1. A method for dephosphorizing molten steel in an LF refining process is characterized in that,

(1) The molten iron comprises the following raw material components: c:3.5-5.0%, mn:0.15-0.30%, si:0.18 to 0.32%, P:0.130 to 0.160%, S:0.015 to 0.025 percent, and the balance of Fe and inevitable impurities;

(2) Molten steel components before refining in an LF furnace: c:0.070 to 0.160%, mn:0.85 to 1.60%, si:0.10 to 0.40%, P:0.011 to 0.018%, S:0.009 to 0.013%, nb: 0.005-0.060%, V:0.005% -0.070%, ni: 0.010-0.500 percent, and the balance of Fe and inevitable impurities;

(3) And LF refining: after molten steel enters an LF refining furnace, adding lime for 2.8-3.2kg/t, blowing oxygen for 3-4 minutes, and controlling the oxygen flow for 240-260NL/min; raising the temperature of the molten steel to 1590-1600 ℃, and keeping the temperature for 7-9 minutes, wherein no deoxidizing alloy material is added in the period; after LF refining is carried out for 13 to 15 minutes, arc heating is carried out, the temperature is quickly raised to 1617 to 1622 ℃ within 120 seconds, the temperature is kept for 3 to 5 minutes, and dephosphorization in an LF furnace is completed;

after molten steel is dephosphorized in an LF furnace, adding 1.9-2.1kg/t deoxidizer, and carrying out LF refining treatment for 18-23 minutes, wherein a proper amount of alloy is added for fine adjustment according to steel components; then feeding a calcium silicon wire for 160-200m, soft blowing for 15min, and controlling the temperature of the molten steel at the LF station outlet to be 1600-1610 ℃.
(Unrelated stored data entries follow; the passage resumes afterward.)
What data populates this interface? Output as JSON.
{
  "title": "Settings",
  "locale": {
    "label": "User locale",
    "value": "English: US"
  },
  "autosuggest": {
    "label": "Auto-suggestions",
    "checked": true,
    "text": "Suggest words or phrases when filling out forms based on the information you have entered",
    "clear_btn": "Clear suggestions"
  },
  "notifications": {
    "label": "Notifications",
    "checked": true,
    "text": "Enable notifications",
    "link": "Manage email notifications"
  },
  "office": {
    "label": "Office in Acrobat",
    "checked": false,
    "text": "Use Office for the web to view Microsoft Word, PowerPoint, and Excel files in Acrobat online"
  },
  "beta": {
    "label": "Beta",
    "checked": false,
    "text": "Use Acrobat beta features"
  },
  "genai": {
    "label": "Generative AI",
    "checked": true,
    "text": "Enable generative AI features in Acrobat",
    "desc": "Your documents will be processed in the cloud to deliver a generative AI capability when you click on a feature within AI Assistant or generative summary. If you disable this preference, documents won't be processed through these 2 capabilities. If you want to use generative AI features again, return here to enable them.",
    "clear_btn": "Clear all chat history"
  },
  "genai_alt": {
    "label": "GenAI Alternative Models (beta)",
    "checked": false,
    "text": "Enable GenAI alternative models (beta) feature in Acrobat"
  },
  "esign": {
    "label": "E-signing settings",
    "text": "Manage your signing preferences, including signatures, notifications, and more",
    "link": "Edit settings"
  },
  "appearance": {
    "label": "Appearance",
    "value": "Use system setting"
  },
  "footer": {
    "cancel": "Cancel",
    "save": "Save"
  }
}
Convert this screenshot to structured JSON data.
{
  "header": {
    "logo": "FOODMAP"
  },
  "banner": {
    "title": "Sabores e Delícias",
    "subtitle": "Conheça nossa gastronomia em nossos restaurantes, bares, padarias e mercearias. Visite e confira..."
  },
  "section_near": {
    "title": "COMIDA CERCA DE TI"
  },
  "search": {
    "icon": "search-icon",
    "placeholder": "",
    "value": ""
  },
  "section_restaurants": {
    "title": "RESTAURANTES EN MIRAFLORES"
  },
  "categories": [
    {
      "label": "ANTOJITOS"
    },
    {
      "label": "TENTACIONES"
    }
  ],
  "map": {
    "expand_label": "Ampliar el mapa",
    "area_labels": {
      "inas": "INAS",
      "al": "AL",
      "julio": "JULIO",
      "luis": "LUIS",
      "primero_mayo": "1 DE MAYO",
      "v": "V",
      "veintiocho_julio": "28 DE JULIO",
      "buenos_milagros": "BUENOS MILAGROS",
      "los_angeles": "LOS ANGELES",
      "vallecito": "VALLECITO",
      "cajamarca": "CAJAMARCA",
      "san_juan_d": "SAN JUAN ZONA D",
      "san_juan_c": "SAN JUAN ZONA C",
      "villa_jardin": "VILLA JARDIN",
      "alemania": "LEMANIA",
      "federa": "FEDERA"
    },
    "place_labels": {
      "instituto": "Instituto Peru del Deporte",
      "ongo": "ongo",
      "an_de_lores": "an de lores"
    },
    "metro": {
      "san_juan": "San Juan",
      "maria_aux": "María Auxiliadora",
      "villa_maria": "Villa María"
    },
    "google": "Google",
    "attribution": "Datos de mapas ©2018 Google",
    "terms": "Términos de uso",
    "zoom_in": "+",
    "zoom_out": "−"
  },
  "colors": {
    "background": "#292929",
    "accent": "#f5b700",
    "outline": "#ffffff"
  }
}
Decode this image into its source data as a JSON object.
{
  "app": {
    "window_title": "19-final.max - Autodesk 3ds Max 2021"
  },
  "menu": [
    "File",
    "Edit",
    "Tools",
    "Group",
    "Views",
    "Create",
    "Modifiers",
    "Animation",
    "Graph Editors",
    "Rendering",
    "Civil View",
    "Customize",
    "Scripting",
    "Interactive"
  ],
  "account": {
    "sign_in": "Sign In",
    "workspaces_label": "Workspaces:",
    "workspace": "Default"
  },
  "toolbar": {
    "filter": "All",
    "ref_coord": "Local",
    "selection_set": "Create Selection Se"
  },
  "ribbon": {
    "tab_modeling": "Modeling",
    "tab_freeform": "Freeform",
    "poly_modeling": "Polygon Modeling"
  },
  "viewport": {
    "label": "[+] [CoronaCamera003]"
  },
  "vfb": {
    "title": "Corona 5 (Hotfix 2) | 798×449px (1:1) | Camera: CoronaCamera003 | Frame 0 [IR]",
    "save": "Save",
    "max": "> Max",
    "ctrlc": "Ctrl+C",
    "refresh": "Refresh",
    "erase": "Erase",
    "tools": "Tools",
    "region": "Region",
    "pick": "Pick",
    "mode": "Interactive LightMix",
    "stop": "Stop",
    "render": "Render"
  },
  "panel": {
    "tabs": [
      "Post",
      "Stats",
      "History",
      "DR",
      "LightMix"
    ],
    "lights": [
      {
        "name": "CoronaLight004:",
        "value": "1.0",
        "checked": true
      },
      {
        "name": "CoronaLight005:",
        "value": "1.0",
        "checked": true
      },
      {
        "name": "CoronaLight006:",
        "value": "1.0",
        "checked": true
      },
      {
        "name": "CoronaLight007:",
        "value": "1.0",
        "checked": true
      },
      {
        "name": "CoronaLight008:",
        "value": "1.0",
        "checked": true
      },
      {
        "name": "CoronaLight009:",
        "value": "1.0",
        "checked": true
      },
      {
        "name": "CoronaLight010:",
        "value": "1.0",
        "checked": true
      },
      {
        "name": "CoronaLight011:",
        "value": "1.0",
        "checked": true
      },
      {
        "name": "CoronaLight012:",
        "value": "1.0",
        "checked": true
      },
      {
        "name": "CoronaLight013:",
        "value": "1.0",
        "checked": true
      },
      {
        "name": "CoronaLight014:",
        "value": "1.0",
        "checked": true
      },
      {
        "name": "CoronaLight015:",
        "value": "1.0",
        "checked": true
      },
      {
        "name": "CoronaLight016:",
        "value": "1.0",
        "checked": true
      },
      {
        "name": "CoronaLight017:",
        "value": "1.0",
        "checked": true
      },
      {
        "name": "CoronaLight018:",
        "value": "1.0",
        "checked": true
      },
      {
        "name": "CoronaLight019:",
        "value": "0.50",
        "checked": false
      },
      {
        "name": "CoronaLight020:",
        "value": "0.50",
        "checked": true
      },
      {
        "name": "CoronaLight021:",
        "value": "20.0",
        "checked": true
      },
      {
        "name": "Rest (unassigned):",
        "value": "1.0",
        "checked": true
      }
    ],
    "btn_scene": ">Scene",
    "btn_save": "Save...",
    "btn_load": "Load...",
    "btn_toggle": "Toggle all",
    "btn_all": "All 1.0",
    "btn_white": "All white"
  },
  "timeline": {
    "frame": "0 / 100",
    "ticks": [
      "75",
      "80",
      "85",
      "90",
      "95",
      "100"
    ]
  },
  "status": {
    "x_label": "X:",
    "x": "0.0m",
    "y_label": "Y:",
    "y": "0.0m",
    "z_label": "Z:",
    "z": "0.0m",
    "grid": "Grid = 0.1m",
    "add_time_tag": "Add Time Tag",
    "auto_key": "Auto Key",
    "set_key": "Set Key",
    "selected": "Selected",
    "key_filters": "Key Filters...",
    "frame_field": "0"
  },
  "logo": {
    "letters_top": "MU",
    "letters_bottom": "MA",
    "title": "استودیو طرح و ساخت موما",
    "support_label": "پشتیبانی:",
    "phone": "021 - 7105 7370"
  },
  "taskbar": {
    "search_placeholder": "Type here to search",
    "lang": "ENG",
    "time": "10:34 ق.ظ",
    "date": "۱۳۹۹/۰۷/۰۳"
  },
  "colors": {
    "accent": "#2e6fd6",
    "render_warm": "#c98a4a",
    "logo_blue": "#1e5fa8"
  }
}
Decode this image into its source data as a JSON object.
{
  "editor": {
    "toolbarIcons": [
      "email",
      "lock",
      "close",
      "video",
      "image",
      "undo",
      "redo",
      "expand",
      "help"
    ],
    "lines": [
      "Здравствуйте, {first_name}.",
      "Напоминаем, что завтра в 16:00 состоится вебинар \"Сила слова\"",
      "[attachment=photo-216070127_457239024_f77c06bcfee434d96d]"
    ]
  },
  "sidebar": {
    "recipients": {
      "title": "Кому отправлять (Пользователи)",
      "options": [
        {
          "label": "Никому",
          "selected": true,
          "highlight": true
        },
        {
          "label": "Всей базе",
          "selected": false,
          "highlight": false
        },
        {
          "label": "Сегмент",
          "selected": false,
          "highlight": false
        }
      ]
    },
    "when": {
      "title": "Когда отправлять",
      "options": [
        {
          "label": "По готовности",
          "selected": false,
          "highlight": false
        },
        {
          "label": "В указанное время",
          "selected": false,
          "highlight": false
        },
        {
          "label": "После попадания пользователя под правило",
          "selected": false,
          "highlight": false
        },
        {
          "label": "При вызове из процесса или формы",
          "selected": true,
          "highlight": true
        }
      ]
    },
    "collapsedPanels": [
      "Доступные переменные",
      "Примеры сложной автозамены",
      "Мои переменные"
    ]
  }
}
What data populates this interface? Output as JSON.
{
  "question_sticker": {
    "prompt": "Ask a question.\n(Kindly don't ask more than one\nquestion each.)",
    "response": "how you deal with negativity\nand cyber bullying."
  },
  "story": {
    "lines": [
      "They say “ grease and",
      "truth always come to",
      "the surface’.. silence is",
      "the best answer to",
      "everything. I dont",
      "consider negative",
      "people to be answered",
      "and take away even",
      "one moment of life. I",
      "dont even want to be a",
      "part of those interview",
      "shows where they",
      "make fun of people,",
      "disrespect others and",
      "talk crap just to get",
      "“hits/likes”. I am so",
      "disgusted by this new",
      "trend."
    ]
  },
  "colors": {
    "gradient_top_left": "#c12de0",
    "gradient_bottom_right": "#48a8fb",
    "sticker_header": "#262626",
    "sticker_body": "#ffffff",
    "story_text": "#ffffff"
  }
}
2. The method according to claim 1, wherein the deoxidizer is an aluminum magnesium calcium complex deoxidizer.

3. The method of claim 1, wherein the LF outbound molten steel composition is: c:0.080 to 0.200%, mn:0.90 to 1.70%, si: 0.15-0.55%, S is less than or equal to 0.005%, P is less than or equal to 0.007%, nb: 0.005-0.060%, V:0.005% -0.070%, ni: 0.010-0.500%, ti: 0.005-0.020%, ca: 0.005-0.010 percent, and the balance of Fe and inevitable impurities, which are all in percentage by mass.